Jennifer Matt, Earth Club mentor at Medicine High School, and Grade 12 student Bethany Klein pose with a grow tower with dill, basil and parsley growing. Other towers grow micro-greens such as red cabbage, lettuce and pea shoots.
Six aeroponic grow towers were put in the school by the Earth Club during the pandemic to enhance the planet and the mental health of students. The Earth Club encourages all students and staff to harvest food from the grow towers.--NEWS PHOTO SAMANTHA JOHNSON
reporter@medicinehatnews.com
Next month six members from the Earth Club at Medicine Hat High School, along with two teachers, will be attending a Youth Water, Energy and Climate summit, or Generate/Navigate conference, in Canmore.
Participants from a diverse range of schools across the province will be attending the conference. Jennifer Matt, Earth Club mentor, who helped found the club at the school in 2018, said, “Usually they have a large amount of applications. We are very lucky to be one of the 20 groups that were accepted.”
The conference hasn’t been held since 2019 due to the pandemic. Normally, the event rotates between three different conferences. This year, Generate and Navigate are two conferences put together and participants will be split into two groups. One group will be doing the Water Innovation conference and the other will do Energy Innovation.
“We essentially get to do two different conferences at once and then come together to work on our project,” explained Matt. “It’s a jam-packed, exciting experience where top leaders in energy and innovation get to teach us about ways we can integrate different portions into our own lives. We can take those things and bring them back to Earth Club.”
Inside Education, which runs the conference, will pay for food, accommodation and travel as long as the programs designed at the conference are implemented. The recycling program at Hat High was put in place following the 2019 conference.

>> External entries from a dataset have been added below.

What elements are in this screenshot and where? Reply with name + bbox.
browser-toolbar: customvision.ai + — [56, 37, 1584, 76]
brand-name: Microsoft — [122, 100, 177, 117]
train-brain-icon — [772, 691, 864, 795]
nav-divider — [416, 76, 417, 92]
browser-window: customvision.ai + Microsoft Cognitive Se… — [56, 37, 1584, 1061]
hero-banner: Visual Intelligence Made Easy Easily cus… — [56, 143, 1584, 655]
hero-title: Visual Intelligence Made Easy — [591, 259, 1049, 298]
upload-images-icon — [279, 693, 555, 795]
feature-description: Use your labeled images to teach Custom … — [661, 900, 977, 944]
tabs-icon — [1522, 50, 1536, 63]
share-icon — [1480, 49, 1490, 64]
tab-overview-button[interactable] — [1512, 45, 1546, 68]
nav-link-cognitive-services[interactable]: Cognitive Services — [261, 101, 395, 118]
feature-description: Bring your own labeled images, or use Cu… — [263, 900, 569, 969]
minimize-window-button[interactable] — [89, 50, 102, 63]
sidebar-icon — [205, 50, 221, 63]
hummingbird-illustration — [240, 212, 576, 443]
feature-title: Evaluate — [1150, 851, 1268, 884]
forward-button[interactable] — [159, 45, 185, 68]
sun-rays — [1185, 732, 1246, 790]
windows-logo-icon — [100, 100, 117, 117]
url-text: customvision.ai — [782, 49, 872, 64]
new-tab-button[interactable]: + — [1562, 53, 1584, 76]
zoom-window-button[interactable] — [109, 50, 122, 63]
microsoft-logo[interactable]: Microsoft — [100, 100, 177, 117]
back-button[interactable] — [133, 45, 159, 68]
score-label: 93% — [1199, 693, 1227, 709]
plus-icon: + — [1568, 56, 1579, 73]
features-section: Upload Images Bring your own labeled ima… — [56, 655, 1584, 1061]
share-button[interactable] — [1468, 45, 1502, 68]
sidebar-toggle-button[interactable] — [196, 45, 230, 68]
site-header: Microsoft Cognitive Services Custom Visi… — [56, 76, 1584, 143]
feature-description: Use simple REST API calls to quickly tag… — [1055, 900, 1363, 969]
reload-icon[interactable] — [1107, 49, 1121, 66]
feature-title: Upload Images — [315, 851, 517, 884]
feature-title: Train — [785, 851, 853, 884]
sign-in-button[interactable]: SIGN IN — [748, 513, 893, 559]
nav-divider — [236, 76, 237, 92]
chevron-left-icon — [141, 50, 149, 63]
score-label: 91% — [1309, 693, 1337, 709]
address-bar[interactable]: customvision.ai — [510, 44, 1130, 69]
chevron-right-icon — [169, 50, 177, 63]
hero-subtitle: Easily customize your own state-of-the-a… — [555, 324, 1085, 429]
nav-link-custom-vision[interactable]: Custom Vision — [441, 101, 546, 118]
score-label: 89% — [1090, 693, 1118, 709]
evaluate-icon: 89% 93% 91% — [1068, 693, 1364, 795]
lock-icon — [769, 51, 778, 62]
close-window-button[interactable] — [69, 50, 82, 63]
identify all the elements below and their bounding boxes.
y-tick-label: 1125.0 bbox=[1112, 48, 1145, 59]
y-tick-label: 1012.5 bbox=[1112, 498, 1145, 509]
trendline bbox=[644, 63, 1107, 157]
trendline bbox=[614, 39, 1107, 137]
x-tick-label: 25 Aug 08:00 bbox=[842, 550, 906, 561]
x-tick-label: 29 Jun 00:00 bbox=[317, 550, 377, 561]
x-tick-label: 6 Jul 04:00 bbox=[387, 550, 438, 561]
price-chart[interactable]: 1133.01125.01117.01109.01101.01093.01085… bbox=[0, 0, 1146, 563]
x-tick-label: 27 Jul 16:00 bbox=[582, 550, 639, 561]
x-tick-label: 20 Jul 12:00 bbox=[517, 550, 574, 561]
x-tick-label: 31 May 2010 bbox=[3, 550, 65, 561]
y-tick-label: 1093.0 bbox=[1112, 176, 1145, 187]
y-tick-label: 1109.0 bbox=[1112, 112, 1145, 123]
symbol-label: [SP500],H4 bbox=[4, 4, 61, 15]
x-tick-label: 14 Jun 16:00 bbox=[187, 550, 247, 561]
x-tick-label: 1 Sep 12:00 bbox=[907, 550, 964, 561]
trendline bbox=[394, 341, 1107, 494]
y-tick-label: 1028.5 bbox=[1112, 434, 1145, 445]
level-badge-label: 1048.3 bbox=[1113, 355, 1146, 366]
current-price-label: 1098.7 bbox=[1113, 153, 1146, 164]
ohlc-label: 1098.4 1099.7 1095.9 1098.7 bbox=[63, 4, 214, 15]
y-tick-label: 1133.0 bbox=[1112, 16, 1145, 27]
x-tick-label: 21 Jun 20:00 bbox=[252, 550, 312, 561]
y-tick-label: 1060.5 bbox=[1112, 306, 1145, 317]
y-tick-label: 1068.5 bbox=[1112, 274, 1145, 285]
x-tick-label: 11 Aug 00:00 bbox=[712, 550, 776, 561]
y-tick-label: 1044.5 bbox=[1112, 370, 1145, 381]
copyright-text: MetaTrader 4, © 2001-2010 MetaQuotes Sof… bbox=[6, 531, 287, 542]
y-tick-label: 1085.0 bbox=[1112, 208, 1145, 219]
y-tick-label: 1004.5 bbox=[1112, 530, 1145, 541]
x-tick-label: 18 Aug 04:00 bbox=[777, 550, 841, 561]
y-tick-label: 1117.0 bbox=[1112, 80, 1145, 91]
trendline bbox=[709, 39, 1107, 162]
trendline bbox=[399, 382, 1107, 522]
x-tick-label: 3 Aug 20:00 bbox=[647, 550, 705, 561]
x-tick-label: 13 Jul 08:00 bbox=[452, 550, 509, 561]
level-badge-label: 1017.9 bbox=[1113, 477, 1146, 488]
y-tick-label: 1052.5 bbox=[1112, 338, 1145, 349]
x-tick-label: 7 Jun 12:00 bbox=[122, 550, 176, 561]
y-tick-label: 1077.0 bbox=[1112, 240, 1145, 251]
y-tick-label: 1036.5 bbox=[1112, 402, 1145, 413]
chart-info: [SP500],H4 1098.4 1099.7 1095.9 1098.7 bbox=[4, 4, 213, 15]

Bethany Klein, a member of the Earth Club, started attending in 2020 when she was in Grade 10. To decide who gets to go to the conference, members went through a selection process that involved a supplemental application where they had to explain why they wanted to go and why it was important to them.
“Earth Club look at things they can do around the school that will help the Earth and all her inhabitants,” said Klein.
Some recent additions are six grow towers and various plants, “Because they are green and lively, they promote the mental health of students in the school. That’s one way we help the Earth and clean the air while helping the students’ mental health.”
Klein is hoping to go into environmental or marine science after she graduates.
“One of the key things is we are going to be taking our energy to the conference and our passions for these topics,” she said. “We are going to be with a bunch of other people, especially youth, who have the same passions as us. We are hoping that all of us putting our passions together will really accelerate the change we are able to make.”